According to Ms. Wilson, faculty who have adopted ePortfolio find that students enjoy the chance to create lively and individualized presentations. Since the ePortfolio is a lifelong learning tool and can be accessed beyond the classroom, faculty and students are able to collaborate and share presentations with others. This was a welcome feature as faculty were able to make their presentations more interactive. Check out the Student Showcase for some examples.
In fact, faculty and students found that presentations went well beyond what PowerPoint had once offered. Students and teachers are able to create and showcase achievements and then share them with select individuals or publicly via URL. The presentations were not just slides with information but could be web based and interactive. Wendy created a "magazine" approach with her students. Students created project based presentations to reflect learning throughout the semester. The students showcased models, sketches, CAD drawings, and more. After students completed and submitted their final presentation, they created a page on her presentation that provided and overall reflection of their project. Wendy linked each student page to the student's complete portfolio presentation. Students were able to continue to grow their presentations by gathering feedback from peers, making revisions, and updating with new knowledge or artifacts. As the presentations updated, a reader could continue to follow the changes and see the newest versions. This provided a wonderful collaborative environment that encouraged sharing learning experiences and let students gain recognition of the work they were doing. Students appreciate the way their work has been displayed, and some even revisit the magazine later. Ms. Wilson agrees, "I have noticed that some students come back to look at my "magazines", I also call them compilations or curations, up to two years after they have left the college. Often my ePortfolio presentation gives them a chance to take another look, or possibly show someone else."
Because the ePortfolio allows students to create presentations in a 'website' type format that they are more accustomed to, students have enjoyed using it. It has provided a new way to engage them and allowed them to problem solve with their teams as they work on projects. ePortfolio has also impacted ESL student performance. Without the language barriers, ESL students have enjoyed highlighting their work and have expressed that they are not as inhibited as they usually feel with standard written work. Wendy stated, "International students from non-English speaking countries especially enjoy creating ePortfolio presentations as it gives them a chance to present their work in a visually appealing way." The ability to incorporate media and demonstrate learning in a variety of ways has provided not just ESL but all students a personal way to express themselves and their learning.

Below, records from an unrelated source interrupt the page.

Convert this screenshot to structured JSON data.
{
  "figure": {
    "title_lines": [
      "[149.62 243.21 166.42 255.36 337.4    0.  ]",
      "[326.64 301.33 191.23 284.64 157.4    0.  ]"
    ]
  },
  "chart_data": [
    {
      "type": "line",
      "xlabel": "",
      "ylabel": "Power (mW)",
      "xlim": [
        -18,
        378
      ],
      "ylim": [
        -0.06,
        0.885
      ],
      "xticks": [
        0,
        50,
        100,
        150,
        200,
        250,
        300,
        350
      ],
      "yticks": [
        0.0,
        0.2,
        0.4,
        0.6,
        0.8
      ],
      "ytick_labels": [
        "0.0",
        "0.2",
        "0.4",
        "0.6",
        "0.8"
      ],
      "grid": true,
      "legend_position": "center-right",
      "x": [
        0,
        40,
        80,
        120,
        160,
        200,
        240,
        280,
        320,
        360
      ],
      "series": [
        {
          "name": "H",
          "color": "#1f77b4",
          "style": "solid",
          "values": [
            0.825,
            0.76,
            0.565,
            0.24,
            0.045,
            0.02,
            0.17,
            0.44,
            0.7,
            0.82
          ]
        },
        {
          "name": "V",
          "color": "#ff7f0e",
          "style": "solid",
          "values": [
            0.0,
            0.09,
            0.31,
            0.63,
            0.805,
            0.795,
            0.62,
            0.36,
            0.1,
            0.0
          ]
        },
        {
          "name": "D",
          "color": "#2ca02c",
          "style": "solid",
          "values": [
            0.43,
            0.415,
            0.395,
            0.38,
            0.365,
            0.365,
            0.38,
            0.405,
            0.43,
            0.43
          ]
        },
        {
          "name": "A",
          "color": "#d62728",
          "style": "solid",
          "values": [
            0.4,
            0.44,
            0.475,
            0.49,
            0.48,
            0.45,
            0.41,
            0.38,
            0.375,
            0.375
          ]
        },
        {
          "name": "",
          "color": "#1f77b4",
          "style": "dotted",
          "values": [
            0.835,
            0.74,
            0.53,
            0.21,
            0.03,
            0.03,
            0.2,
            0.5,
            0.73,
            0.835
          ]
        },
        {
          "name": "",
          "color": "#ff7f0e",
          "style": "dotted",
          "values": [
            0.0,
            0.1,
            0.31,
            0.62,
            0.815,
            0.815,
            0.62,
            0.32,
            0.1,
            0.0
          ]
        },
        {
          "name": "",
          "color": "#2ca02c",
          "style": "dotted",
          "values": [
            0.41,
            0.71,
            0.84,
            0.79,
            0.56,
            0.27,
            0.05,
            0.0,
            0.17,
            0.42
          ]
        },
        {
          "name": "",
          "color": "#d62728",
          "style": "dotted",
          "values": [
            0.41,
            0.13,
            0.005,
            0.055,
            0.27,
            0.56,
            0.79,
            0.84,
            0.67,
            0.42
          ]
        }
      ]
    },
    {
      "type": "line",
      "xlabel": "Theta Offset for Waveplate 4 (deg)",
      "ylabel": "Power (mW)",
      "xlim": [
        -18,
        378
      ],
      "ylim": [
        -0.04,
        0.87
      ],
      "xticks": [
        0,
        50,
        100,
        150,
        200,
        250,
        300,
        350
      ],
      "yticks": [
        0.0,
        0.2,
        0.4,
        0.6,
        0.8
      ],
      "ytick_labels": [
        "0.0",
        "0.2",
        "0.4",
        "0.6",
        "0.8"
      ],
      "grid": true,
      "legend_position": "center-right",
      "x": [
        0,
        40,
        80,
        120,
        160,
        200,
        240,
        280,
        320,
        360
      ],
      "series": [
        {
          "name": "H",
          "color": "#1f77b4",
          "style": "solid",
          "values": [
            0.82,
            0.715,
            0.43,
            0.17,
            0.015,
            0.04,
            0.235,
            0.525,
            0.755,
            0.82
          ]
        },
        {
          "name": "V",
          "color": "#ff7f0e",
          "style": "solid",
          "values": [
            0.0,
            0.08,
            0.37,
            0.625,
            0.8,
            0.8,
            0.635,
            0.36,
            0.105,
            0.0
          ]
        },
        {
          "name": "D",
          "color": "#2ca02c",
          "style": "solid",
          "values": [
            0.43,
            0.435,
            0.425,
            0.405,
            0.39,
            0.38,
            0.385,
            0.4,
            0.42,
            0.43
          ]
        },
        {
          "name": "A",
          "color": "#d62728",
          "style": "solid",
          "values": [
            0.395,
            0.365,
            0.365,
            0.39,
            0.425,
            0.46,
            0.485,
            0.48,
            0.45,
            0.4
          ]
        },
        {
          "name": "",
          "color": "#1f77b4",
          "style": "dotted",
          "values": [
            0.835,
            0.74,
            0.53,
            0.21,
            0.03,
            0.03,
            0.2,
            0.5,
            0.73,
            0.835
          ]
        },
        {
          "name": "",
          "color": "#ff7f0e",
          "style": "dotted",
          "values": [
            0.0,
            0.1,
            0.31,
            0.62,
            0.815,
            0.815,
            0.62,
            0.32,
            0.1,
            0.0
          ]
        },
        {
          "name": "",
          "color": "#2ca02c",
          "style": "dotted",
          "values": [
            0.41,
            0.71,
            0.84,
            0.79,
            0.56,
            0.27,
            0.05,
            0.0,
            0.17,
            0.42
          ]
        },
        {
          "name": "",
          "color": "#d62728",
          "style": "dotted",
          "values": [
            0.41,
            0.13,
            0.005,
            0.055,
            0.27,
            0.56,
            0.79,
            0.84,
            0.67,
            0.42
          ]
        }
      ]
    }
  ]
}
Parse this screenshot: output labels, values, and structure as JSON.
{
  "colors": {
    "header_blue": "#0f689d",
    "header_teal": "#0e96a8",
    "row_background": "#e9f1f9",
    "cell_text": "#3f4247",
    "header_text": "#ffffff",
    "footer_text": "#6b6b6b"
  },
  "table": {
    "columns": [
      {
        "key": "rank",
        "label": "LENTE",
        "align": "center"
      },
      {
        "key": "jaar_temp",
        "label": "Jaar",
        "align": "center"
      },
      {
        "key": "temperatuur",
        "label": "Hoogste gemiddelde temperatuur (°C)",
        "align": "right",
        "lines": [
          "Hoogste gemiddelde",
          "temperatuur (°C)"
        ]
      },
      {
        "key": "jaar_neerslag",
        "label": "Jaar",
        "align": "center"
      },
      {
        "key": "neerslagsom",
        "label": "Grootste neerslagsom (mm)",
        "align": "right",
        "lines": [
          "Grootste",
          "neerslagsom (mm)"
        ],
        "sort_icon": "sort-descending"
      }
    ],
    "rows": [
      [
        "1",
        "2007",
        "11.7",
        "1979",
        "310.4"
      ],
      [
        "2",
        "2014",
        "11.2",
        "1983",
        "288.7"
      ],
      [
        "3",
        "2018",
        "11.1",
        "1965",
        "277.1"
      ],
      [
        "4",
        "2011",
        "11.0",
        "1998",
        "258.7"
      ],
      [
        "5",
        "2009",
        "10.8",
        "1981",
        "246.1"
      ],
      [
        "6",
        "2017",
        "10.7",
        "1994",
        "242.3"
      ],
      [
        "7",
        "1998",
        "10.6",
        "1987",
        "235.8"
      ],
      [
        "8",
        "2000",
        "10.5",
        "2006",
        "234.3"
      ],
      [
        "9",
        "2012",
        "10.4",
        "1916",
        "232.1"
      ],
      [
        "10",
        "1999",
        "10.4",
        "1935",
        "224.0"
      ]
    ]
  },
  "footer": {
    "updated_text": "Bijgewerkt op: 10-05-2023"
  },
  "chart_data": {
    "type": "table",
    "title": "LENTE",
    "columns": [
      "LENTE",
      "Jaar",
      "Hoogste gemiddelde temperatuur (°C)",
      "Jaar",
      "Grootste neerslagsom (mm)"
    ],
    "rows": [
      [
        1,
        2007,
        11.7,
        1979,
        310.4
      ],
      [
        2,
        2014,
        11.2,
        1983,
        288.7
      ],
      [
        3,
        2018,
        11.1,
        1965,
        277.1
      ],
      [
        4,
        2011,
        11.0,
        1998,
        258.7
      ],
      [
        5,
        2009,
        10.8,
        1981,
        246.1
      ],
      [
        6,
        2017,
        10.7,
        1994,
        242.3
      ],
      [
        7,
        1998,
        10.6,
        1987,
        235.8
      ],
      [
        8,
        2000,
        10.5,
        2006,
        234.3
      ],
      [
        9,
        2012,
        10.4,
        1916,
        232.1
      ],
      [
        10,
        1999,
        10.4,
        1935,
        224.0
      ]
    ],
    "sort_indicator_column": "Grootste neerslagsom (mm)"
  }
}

Beyond the typical classroom, ePortfolio has found its way into training, too. For those unable to attend training sessions at Fanshawe College, presentations are available as an easy access resource to help faculty obtain information they need. For example, faculty with Smart Board technology may use the URL to access a training presentation from anywhere. This presentation has a plethora of information to help them get started and breaks down the Smart Board basics in a user-friendly manner. Videos are incorporated as well to help engage instructors and demonstrate the "how to" of what is being explained. "Faculty appreciate the chance to receive just in time training and have small questions answered when they are assigned to a new room with a Smart Board", according to Ms. Wilson.
With the user-centric nature of ePortfolio, lifelong learning becomes a reality. Capturing learning experiences, collaborating around presentations, artifacts, and projects, and showcasing achievements are really the tip of the iceberg for ePortfolio use. As Wendy Wilson and Fanshawe College have demonstrated, ePortfolio can be applied in a broad spectrum of instructional formats and is able to harness various types of content.